Türkiye, 17 Ağustos 1999 tarihinde güne büyük bir acıyla uyandı. Merkez üssü Gölcük olan 7,4 büyüklüğündeki deprem binlerce insanın hayatını kaybetmesine neden oldu. Ama en büyük acıyı depremde sevdiklerini yitirenler yaşadı.
İsmail ve Hamide Sert çifti de 15 yıldır bu gerçekle yaşayanlardan. Üç çocuklarıyla Sakarya\'nın Adapazarı ilçesi Yeni Cami Mahallesi\'nde ki iki katlı ahşap evin alt katında oturan Sert ailesinin yaşadığı ev depremde yerle bir oldu. Yıkılan evin enkazından bir tek İsmail ve Hamide Sert çifti sağ çıktı. Çiftin çocukları Emine (16), İsmail Hakkı (9) ve Hatice (3) hayatlarını kaybetti. Hayatta bir başlarına kalan Sert, çifti birbirlerine destek olarak hayata tutundu.
15 yıldır her gün aynı acıyı yaşadıklarını söyleyen anne Hamide Sert, "Çocuk özlemi çok zor, anlatılmaz" diyor. Evlat hasretiyle yandıklarını belirten Sert, yaşadıklarını söyle anlattı; "Yeni Cami\'de eski iki katlı ahşap evde alt kattaydık. Ev üstümüze çöktü. Bizi komşular çıktı. Çocuklarımızı askerler çıkardı. 3 çocuğumu kaybettim. Başka çocuğumuz yok. Eşimle ikimiz kaldık. Çok büyük acı yaşadık. Allah kimseye göstermesin. Hiç unutmuyoruz. Allah evlat acısı vermesin. Çok acı. Ölü gibi yaşıyoruz. Millet gibi yaşamaya çalışıyoruz ama içimiz cayır cayır yanıyor. Çocuk özlemi çok zor anlatılmaz. Çocukların resimlerine bakamıyoruz. Duvara da asamıyoruz. Masaya da bırakamıyoruz. Çekmecede saklıyoruz. Biri görmek isterse çıkarıp gösteriyoruz. Sağ olsalardı belki asardık.Çok hayallerim vardı. Çok güzel bakmak istiyordum. Rabbim daha çok sevmiş ne yapalım."

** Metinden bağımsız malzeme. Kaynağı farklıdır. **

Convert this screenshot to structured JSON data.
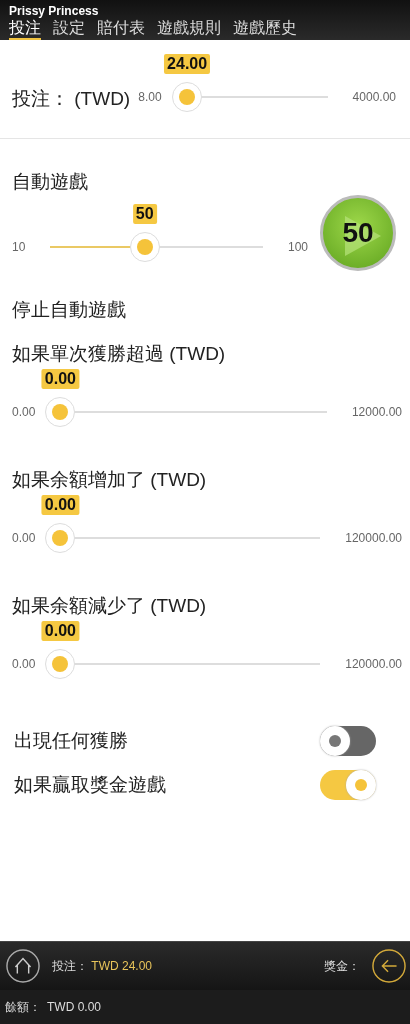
{
  "app_title": "Prissy Princess",
  "tabs": [
    {
      "label": "投注",
      "selected": true
    },
    {
      "label": "設定",
      "selected": false
    },
    {
      "label": "賠付表",
      "selected": false
    },
    {
      "label": "遊戲規則",
      "selected": false
    },
    {
      "label": "遊戲歷史",
      "selected": false
    }
  ],
  "bet": {
    "label": "投注： (TWD)",
    "min": "8.00",
    "max": "4000.00",
    "value": "24.00",
    "level": 0.004
  },
  "autoplay": {
    "title": "自動遊戲",
    "min": "10",
    "max": "100",
    "value": "50",
    "level": 0.444,
    "button_label": "50"
  },
  "stop_title": "停止自動遊戲",
  "limits": [
    {
      "label": "如果單次獲勝超過 (TWD)",
      "min": "0.00",
      "max": "12000.00",
      "value": "0.00",
      "level": 0
    },
    {
      "label": "如果余額增加了 (TWD)",
      "min": "0.00",
      "max": "120000.00",
      "value": "0.00",
      "level": 0
    },
    {
      "label": "如果余額減少了 (TWD)",
      "min": "0.00",
      "max": "120000.00",
      "value": "0.00",
      "level": 0
    }
  ],
  "toggles": [
    {
      "label": "出現任何獲勝",
      "on": false
    },
    {
      "label": "如果贏取獎金遊戲",
      "on": true
    }
  ],
  "footer": {
    "bet_label": "投注：",
    "bet_value": "TWD 24.00",
    "win_label": "獎金：",
    "balance_label": "餘額：",
    "balance_value": "TWD 0.00"
  }
}
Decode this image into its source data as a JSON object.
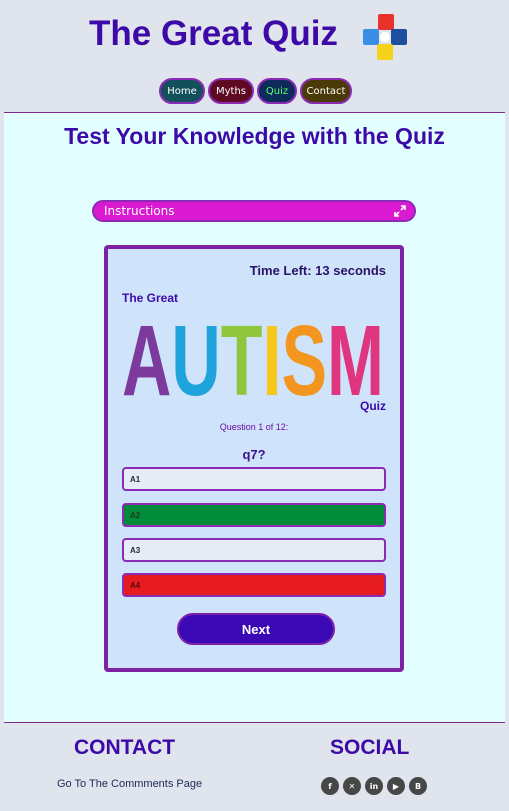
{
  "header": {
    "title": "The Great Quiz",
    "nav": [
      {
        "label": "Home"
      },
      {
        "label": "Myths"
      },
      {
        "label": "Quiz"
      },
      {
        "label": "Contact"
      }
    ]
  },
  "main": {
    "heading": "Test Your Knowledge with the Quiz",
    "instructions_label": "Instructions"
  },
  "quiz": {
    "timer": "Time Left: 13 seconds",
    "brand_top": "The Great",
    "brand_word": "AUTISM",
    "brand_bottom": "Quiz",
    "question_count": "Question 1 of 12:",
    "question": "q7?",
    "answers": [
      {
        "label": "A1",
        "state": "default"
      },
      {
        "label": "A2",
        "state": "correct"
      },
      {
        "label": "A3",
        "state": "default"
      },
      {
        "label": "A4",
        "state": "wrong"
      }
    ],
    "next_label": "Next"
  },
  "footer": {
    "contact_heading": "CONTACT",
    "social_heading": "SOCIAL",
    "comments_link": "Go To The Commments Page",
    "social_icons": [
      "facebook-icon",
      "x-icon",
      "linkedin-icon",
      "youtube-icon",
      "blogger-icon"
    ]
  },
  "colors": {
    "accent": "#3d0aa8",
    "border": "#8b2bb5",
    "correct": "#008c3a",
    "wrong": "#e51b1f"
  }
}
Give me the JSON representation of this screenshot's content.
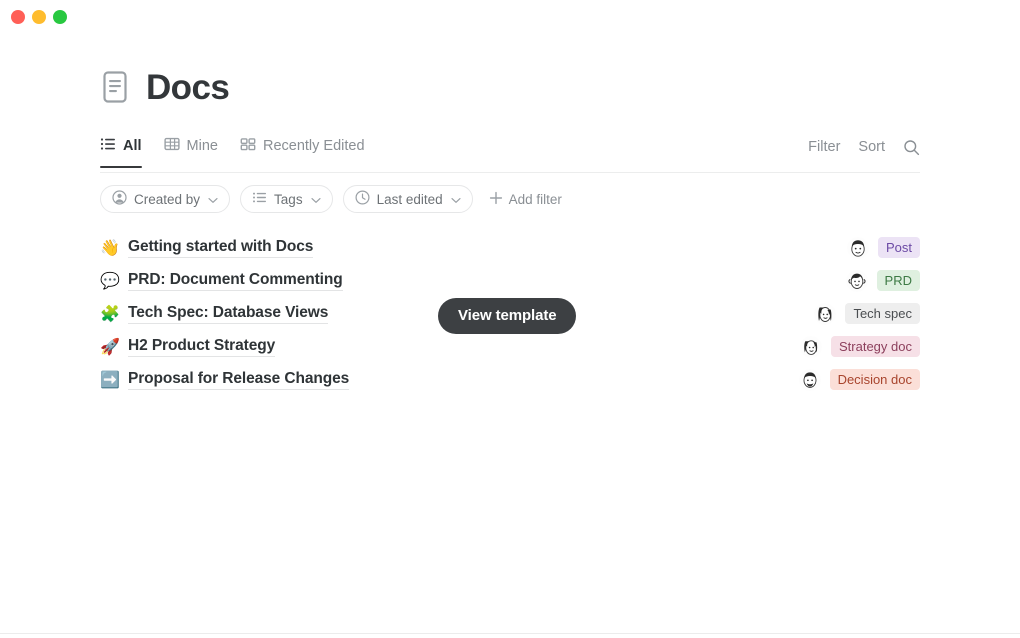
{
  "window": {
    "traffic_lights": [
      {
        "name": "close",
        "color": "#ff5f57"
      },
      {
        "name": "minimize",
        "color": "#febc2e"
      },
      {
        "name": "zoom",
        "color": "#28c840"
      }
    ]
  },
  "header": {
    "icon": "document-icon",
    "title": "Docs"
  },
  "tabs": [
    {
      "id": "all",
      "label": "All",
      "icon": "list-view-icon",
      "active": true
    },
    {
      "id": "mine",
      "label": "Mine",
      "icon": "table-view-icon",
      "active": false
    },
    {
      "id": "recently-edited",
      "label": "Recently Edited",
      "icon": "gallery-view-icon",
      "active": false
    }
  ],
  "tab_actions": {
    "filter_label": "Filter",
    "sort_label": "Sort",
    "search_icon": "search-icon"
  },
  "filters": {
    "chips": [
      {
        "id": "created-by",
        "label": "Created by",
        "icon": "person-icon",
        "chevron": "chevron-down-icon"
      },
      {
        "id": "tags",
        "label": "Tags",
        "icon": "list-icon",
        "chevron": "chevron-down-icon"
      },
      {
        "id": "last-edited",
        "label": "Last edited",
        "icon": "clock-icon",
        "chevron": "chevron-down-icon"
      }
    ],
    "add_filter_label": "Add filter",
    "add_filter_icon": "plus-icon"
  },
  "documents": [
    {
      "emoji": "👋",
      "emoji_name": "waving-hand-emoji",
      "title": "Getting started with Docs",
      "badge": "Post",
      "badge_bg": "#ece3f5",
      "badge_color": "#6c4aa5",
      "avatar": "avatar-short-dark-hair"
    },
    {
      "emoji": "💬",
      "emoji_name": "speech-balloon-emoji",
      "title": "PRD: Document Commenting",
      "badge": "PRD",
      "badge_bg": "#dff0e0",
      "badge_color": "#3d7a45",
      "avatar": "avatar-headphones"
    },
    {
      "emoji": "🧩",
      "emoji_name": "puzzle-piece-emoji",
      "title": "Tech Spec: Database Views",
      "badge": "Tech spec",
      "badge_bg": "#eeeeee",
      "badge_color": "#4a4d50",
      "avatar": "avatar-long-dark-hair"
    },
    {
      "emoji": "🚀",
      "emoji_name": "rocket-emoji",
      "title": "H2 Product Strategy",
      "badge": "Strategy doc",
      "badge_bg": "#f6e0e7",
      "badge_color": "#8c3f5c",
      "avatar": "avatar-bob-dark-hair"
    },
    {
      "emoji": "➡️",
      "emoji_name": "right-arrow-emoji",
      "title": "Proposal for Release Changes",
      "badge": "Decision doc",
      "badge_bg": "#fbdfd8",
      "badge_color": "#a8442d",
      "avatar": "avatar-beard"
    }
  ],
  "overlay": {
    "view_template_label": "View template"
  }
}
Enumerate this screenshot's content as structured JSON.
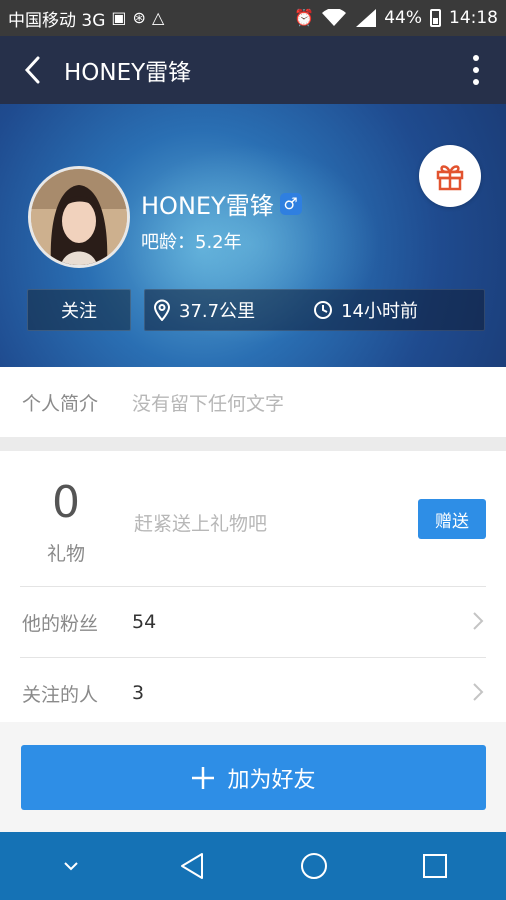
{
  "status_bar": {
    "carrier": "中国移动 3G",
    "battery": "44%",
    "time": "14:18"
  },
  "app_bar": {
    "title": "HONEY雷锋"
  },
  "profile": {
    "name": "HONEY雷锋",
    "gender_symbol": "♂",
    "tieba_age": "吧龄：5.2年",
    "follow_label": "关注",
    "distance": "37.7公里",
    "last_active": "14小时前"
  },
  "bio": {
    "label": "个人简介",
    "text": "没有留下任何文字"
  },
  "gifts": {
    "count": "0",
    "label": "礼物",
    "prompt": "赶紧送上礼物吧",
    "send_label": "赠送"
  },
  "stats": [
    {
      "label": "他的粉丝",
      "value": "54"
    },
    {
      "label": "关注的人",
      "value": "3"
    }
  ],
  "actions": {
    "add_friend_label": "加为好友"
  },
  "colors": {
    "accent": "#2e8ee6",
    "app_bar": "#26304a",
    "nav_bar": "#1572b5"
  }
}
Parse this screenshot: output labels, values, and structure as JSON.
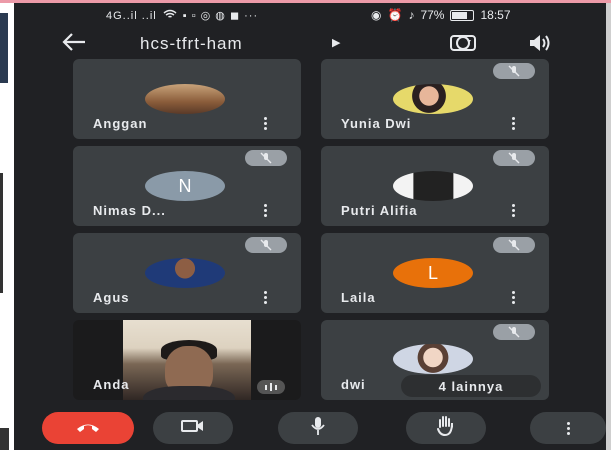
{
  "status_bar": {
    "left": "4G..il  ..il",
    "battery": "77%",
    "time": "18:57"
  },
  "meeting": {
    "title": "hcs-tfrt-ham"
  },
  "participants": [
    {
      "name": "Anggan",
      "muted": false,
      "avatar_type": "photo"
    },
    {
      "name": "Yunia Dwi",
      "muted": true,
      "avatar_type": "photo"
    },
    {
      "name": "Nimas D...",
      "muted": true,
      "avatar_type": "initial",
      "initial": "N",
      "color": "#8a9aa8"
    },
    {
      "name": "Putri Alifia",
      "muted": true,
      "avatar_type": "photo"
    },
    {
      "name": "Agus",
      "muted": true,
      "avatar_type": "photo"
    },
    {
      "name": "Laila",
      "muted": true,
      "avatar_type": "initial",
      "initial": "L",
      "color": "#e8710a"
    },
    {
      "name": "Anda",
      "muted": false,
      "avatar_type": "video"
    },
    {
      "name": "dwi",
      "muted": true,
      "avatar_type": "photo"
    }
  ],
  "others_chip": "4 lainnya",
  "icons": {
    "back": "arrow-left-icon",
    "flip_camera": "flip-camera-icon",
    "speaker": "speaker-icon",
    "more": "more-vert-icon",
    "mic_off": "mic-off-icon",
    "end_call": "end-call-icon",
    "camera": "video-camera-icon",
    "mic": "mic-icon",
    "hand": "raise-hand-icon"
  },
  "colors": {
    "background": "#202124",
    "tile": "#3c4043",
    "end_call": "#ea4335"
  }
}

İl Özel İdaresi\'nden emekli olan İsmail Sert ise bayramların kendileri için çok zor geçtiğini söylüyor. Hiç bir zaman isyan etmediklerini ifade eden Sert; "Rabbimden gelen bir şey. O gece çocuklarımızdan en ufağı bizim yanımızdaydı. Sallantı onu atmış yanımıza. Duvarın altında kalmış. O anda hepsi gitmiş. Diğer çocuklarımız başka odadaydı. Gece bağırıyoruz, ses yok. Komşular çıkardı. En ufak çocuğumuzu askerler çıkardı. İkisini daireden kepçe geldi. Onlar çıkardı. İsyan edemiyorsun içimizde yaşıyoruz. bayramlar çok buruk geçiyor." dedi.
Evlat özlemini komşularının çocuğuyla gidermeye çalıştıklarını dile getiren Sert, şöyle konuştu; "Komşumuz çocuğunu bize bırakıyordu. Taşındıktan sonra da getiriyor. Onunla avutuyoruz. Kendi çocuklarımız gibi görüyoruz. \'Getirseler\' diye bakıyoruz. Dünyalar bizim oluyor. Kendi çocuğumuz gibi seviyoruz. Bir nebze içimize su serpiyor."
15 yıldır kirada oturduklarını söyleyen İsmail Sert; "Enkazdan bir atletle çıktık. 15 yıldır kirada yaşıyoruz. Emekli maaşıyla geçiniyoruz. Bir evimiz olsun istiyoruz." diye konuştu.